Joanyr de Oliveira: Um poeta quase bíblico (Nilto Maciel)


O título de qualquer livro é, necessariamente, uma síntese. Em muitos, entretanto, torna-se quase impossível ao leitor descobrir a intenção do autor. Não é o caso de O Grito Submerso, de Joanyr de Oliveira.

Existe em Joanyr uma profunda preocupação com a palavra. Está arraigado nele o conceito segundo o qual o poeta trabalha com a palavra. Palavra é ferramenta, objeto de trabalho. Esse conceito se amplia, para fazer da palavra objeto a ser trabalhado, como a terra para o lavrador, a madeira para o carpinteiro, o barro para o modelador. 

Por extensão, a palavra é, ainda, pedra no meio do caminho e nela o poeta tropeça para descobri-la. A palavra é também fruto pendurado da árvore. A palavra existe em abundância e ao poeta cabe colhê-la.

Adão no paraíso, ao poeta é dado até colher o fruto do mal e distanciar-se dos desígnios de Deus. E ser maldito, como Baudelaire. É-lhe igualmente permitido simplesmente vagar por estes caminhos infinitos e, rei ou súdito, ufanar-se de habitar esse reino – o da palavra. “Meu reino é a palavra/ em seus ângulos mais lúcidos”.

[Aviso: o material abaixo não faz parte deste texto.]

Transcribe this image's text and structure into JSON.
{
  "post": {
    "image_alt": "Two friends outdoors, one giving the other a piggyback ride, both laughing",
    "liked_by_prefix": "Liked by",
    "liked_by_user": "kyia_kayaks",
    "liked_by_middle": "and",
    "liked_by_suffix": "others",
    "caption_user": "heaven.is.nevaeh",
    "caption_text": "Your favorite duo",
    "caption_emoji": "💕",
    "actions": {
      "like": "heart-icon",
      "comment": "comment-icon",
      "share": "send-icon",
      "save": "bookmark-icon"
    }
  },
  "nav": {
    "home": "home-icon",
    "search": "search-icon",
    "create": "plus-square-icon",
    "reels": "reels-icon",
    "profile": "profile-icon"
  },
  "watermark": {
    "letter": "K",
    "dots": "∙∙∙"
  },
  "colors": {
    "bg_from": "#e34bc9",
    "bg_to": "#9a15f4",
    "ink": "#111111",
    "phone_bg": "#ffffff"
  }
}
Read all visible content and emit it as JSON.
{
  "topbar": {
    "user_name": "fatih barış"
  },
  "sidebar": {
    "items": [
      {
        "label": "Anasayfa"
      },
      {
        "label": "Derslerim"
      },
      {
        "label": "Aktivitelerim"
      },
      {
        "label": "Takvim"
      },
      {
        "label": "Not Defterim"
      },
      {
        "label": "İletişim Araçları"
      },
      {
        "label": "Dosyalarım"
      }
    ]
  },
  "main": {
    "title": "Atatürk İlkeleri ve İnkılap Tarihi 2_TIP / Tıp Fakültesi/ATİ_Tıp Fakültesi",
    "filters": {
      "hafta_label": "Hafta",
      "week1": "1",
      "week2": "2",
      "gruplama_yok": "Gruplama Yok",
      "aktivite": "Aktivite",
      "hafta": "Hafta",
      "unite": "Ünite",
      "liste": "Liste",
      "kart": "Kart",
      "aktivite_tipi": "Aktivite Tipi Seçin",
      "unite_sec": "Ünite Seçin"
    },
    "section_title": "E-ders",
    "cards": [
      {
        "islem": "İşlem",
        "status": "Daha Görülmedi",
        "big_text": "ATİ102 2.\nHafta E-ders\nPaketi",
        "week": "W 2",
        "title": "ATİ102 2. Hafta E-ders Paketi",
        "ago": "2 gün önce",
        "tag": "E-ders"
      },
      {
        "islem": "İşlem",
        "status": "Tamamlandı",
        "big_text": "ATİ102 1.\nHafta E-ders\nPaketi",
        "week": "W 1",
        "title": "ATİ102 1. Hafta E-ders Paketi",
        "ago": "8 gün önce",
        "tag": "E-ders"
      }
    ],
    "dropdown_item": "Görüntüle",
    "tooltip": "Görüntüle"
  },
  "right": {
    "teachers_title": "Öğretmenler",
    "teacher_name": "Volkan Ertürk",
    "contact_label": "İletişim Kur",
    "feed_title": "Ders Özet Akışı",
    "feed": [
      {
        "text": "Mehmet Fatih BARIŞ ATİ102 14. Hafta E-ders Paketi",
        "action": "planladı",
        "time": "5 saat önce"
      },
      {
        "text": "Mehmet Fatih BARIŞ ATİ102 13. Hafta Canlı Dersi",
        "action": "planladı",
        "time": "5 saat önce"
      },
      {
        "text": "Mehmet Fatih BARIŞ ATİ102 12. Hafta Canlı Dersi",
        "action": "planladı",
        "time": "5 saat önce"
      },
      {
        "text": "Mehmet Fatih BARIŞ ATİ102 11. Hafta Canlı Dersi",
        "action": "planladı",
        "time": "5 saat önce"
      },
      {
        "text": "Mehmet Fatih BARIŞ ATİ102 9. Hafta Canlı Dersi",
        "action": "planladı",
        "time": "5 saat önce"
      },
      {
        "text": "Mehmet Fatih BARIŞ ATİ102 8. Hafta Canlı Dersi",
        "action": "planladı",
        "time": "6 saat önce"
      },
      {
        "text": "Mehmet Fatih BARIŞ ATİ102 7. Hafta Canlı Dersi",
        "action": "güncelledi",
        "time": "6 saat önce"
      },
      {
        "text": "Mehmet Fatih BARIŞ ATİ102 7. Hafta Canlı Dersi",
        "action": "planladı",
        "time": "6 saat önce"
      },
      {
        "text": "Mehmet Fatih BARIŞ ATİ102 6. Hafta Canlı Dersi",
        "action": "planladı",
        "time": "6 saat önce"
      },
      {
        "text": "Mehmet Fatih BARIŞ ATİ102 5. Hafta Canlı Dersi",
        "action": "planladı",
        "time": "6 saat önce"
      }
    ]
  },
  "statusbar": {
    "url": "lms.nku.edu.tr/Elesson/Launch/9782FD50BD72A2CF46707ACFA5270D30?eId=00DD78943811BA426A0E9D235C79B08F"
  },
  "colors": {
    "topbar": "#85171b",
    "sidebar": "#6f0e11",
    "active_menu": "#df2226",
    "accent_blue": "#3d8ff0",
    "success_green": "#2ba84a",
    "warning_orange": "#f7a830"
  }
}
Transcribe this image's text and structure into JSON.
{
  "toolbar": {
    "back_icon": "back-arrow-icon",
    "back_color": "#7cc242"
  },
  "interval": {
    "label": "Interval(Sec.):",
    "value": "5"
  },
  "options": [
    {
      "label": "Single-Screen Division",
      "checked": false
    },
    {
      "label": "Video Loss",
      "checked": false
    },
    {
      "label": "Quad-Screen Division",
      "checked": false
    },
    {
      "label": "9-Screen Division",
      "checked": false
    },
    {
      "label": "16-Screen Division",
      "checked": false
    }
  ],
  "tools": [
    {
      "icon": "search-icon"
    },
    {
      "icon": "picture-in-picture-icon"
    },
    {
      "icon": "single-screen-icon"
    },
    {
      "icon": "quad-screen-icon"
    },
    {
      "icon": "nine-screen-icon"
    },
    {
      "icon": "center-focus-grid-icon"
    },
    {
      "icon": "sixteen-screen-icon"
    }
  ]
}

A palavra é também para Joanyr de Oliveira prisioneira da noite e a ele cabe resgatá-la. Bruxo de mil poderes, o poeta inventa, diabolicamente, o poema. Surge então "Didática geral”, no qual a palavra é captada e apreendida, como se o poeta fosse o dicionarista do sobrenatural. Nascem dez sub-poemas: o primeiro cabeça (caput) e o último capacete, paradoxalmente. Capacete e capuz sobre a cabeça do capitão e do capataz. E o jogo se faz. É a palavra no mosaico do poeta.

O Grito Submerso é livro de bons poemas e excelentes momentos. O ponto culminante dessa montanha é o meritíssimo senhor poema intitulado "Lunar”.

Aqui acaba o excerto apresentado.